FinPulse is an autonomous finance platform that uses machine learning and statistical programming to enhance the way business owners manage their finances. It offers bespoke machine learning-trained models to predict and forecast sales and income to help plan their business operations.
main.py: A graphical user interface (GUI) application built using Tkinter that allows users to load a dataset, load a pre-trained machine learning model, run predictions on the dataset, and visualize the results.
model.py: A script for training and saving machine learning models using the Walmart store sales dataset. The script uses Random Forest, XGBoost, and Gradient Boosting regressors to predict weekly sales.
The Dataset was split using the train_test_split function within the sklearn.model_selection library and then the RandomForest, XGB, and Gradient Booster models are created. The target variable was selected as the weekly sales, and all others except the full date string were chosen as the features. The full date was parsed into the seperate components for day, month, and year.
After the models are fit and tested, they are exported and saved so other computers may open the models as needed to run the models.
The ML models were created, trained, and fit in the model.py file, while a GUI was created to allow for interativity with the code, housed in the main.py file.
Due to the model being pre-trained, selecting the test_data.csv file selects the dataset to make predictions for the future. Both the dataset and the model must be selected. Once run, a grapgh can then be populated in the window, showing the predictions.
The trained models will be saved as rf_model.joblib, xgb_model.joblib, and gb_model.joblib. The script will print the Root Mean Squared Error (RMSE) for each model on the test set.
Load Dataset: Click the "Load Dataset" button to select a CSV file containing the financial dataset. Load Model: Click the "Load Model" button to select a pre-trained machine learning model (joblib or pkl format). Run Model: Click the "Run Model" button to make predictions on the loaded dataset using the selected model. Display Graph: Click the "Display Graph" button to visualize the predictions on a line plot.
Store: Int
Month: Int
Day: Int
Month: Int
Holiday_Flag: Binary (1 for holiday during the week, 0 for none)
Temprature: Float
Fuel Price: Float
CPI: Float
Unemployment: Float
The performance of the models heavily depends on the quality and relevance of the features in the dataset. If important features are missing or if the data is noisy, it can adversely impact the model's accuracy.
The models assume that the underlying patterns in the data remain relatively stable over time. If the financial data exhibits non-stationary behavior, the model may struggle to make accurate predictions.
The performance of the models can be sensitive to the choice of hyperparameters. The current hyperparameters used in the scripts might not be optimal for all datasets, and fine-tuning may be required for better results.
The models are evaluated based on the Root Mean Squared Error (RMSE) on the test set. While RMSE provides a measure of prediction accuracy, it might not capture all aspects of model performance, especially in scenarios with imbalanced data or outliers.
Random Forest, XGBoost, and Gradient Boosting models assume a certain level of linearity in the relationships between features and the target variable. If the underlying relationships are highly non-linear, these models may not capture them accurately.

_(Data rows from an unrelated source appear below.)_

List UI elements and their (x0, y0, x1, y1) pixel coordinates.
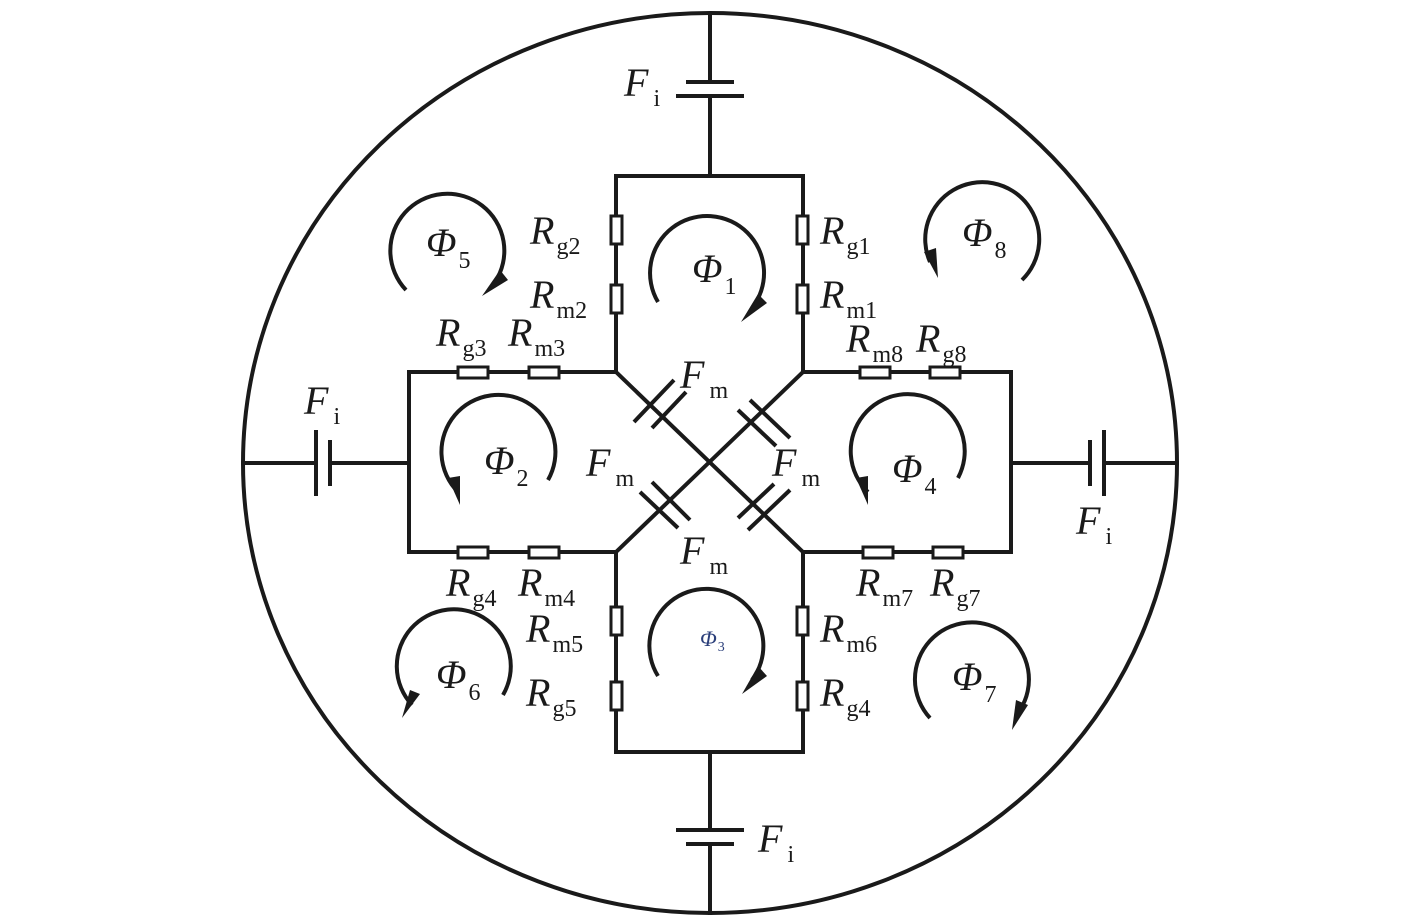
label-rg4-left: Rg4 (445, 560, 496, 612)
fm-source-lower-right (736, 482, 792, 532)
label-rm8: Rm8 (845, 316, 903, 368)
resistor-rg2 (609, 214, 624, 246)
resistor-rm7 (861, 545, 895, 560)
label-rm1: Rm1 (819, 272, 877, 324)
flux-loops (388, 180, 1042, 730)
label-phi8: Φ8 (962, 210, 1006, 264)
resistor-rm6 (795, 605, 810, 637)
resistor-rg4-left (456, 545, 490, 560)
fm-source-upper-left (632, 378, 688, 430)
label-phi4: Φ4 (892, 446, 936, 500)
resistor-rg1 (795, 214, 810, 246)
label-rm2: Rm2 (529, 272, 587, 324)
fi-source-top (676, 80, 744, 98)
resistor-rg7 (931, 545, 965, 560)
label-rg1: Rg1 (819, 208, 870, 260)
resistor-rg3 (456, 365, 490, 380)
fi-source-bottom (676, 828, 744, 846)
resistors (456, 214, 965, 712)
label-phi5: Φ5 (426, 220, 470, 274)
resistor-rg5 (609, 680, 624, 712)
label-rm3: Rm3 (507, 310, 565, 362)
resistor-rg4-right (795, 680, 810, 712)
label-rg4-right: Rg4 (819, 670, 870, 722)
label-rm7: Rm7 (855, 560, 913, 612)
label-phi6: Φ6 (436, 652, 480, 706)
label-rg7: Rg7 (929, 560, 980, 612)
label-rm6: Rm6 (819, 606, 877, 658)
label-phi2: Φ2 (484, 438, 528, 492)
label-rg2: Rg2 (529, 208, 580, 260)
fi-source-right (1088, 430, 1106, 496)
label-phi3: Φ3 (700, 626, 725, 655)
label-rm4: Rm4 (517, 560, 575, 612)
resistor-rm3 (527, 365, 561, 380)
label-rg5: Rg5 (525, 670, 576, 722)
fi-source-left (314, 430, 332, 496)
label-rg3: Rg3 (435, 310, 486, 362)
fm-source-upper-right (736, 398, 792, 448)
resistor-rm4 (527, 545, 561, 560)
resistor-rm1 (795, 283, 810, 315)
resistor-rm2 (609, 283, 624, 315)
label-rm5: Rm5 (525, 606, 583, 658)
resistor-rm5 (609, 605, 624, 637)
label-rg8: Rg8 (915, 316, 966, 368)
fm-source-lower-left (638, 480, 692, 530)
circuit-wires (241, 12, 1179, 915)
label-phi1: Φ1 (692, 246, 736, 300)
resistor-rg8 (928, 365, 962, 380)
resistor-rm8 (858, 365, 892, 380)
label-phi7: Φ7 (952, 654, 996, 708)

Invest time in thorough feature engineering to identify and create relevant features that better capture the underlying patterns in the financial data.
Implement robust data preprocessing techniques to handle missing values, outliers, and scale features appropriately. This can enhance the models' ability to generalize to new data.
If the financial data exhibits time-dependent patterns, consider applying advanced time series analysis techniques or using specialized time series models for more accurate predictions.
Conduct a comprehensive hyperparameter tuning process using techniques like grid search or randomized search to find the optimal hyperparameters for the models.
Explore ensemble methods by combining predictions from multiple models. This can help mitigate the weaknesses of individual models and improve overall predictive performance.
Enhance model interpretability by using techniques such as SHAP (SHapley Additive exPlanations) values or LIME (Local Interpretable Model-agnostic Explanations) to understand and explain the model's predictions.
Experiment with regularization techniques to prevent overfitting, especially if the dataset is limited in size.
Implement a system for continuous monitoring of model performance and update the models as new data becomes available. This ensures that the models stay relevant over time.
If applicable, incorporate user feedback into the model training process to adapt the models to changing business conditions or user requirements.
Implement robust cross-validation strategies to get a better estimate of the model's generalization performance and reduce the risk of overfitting to the training data.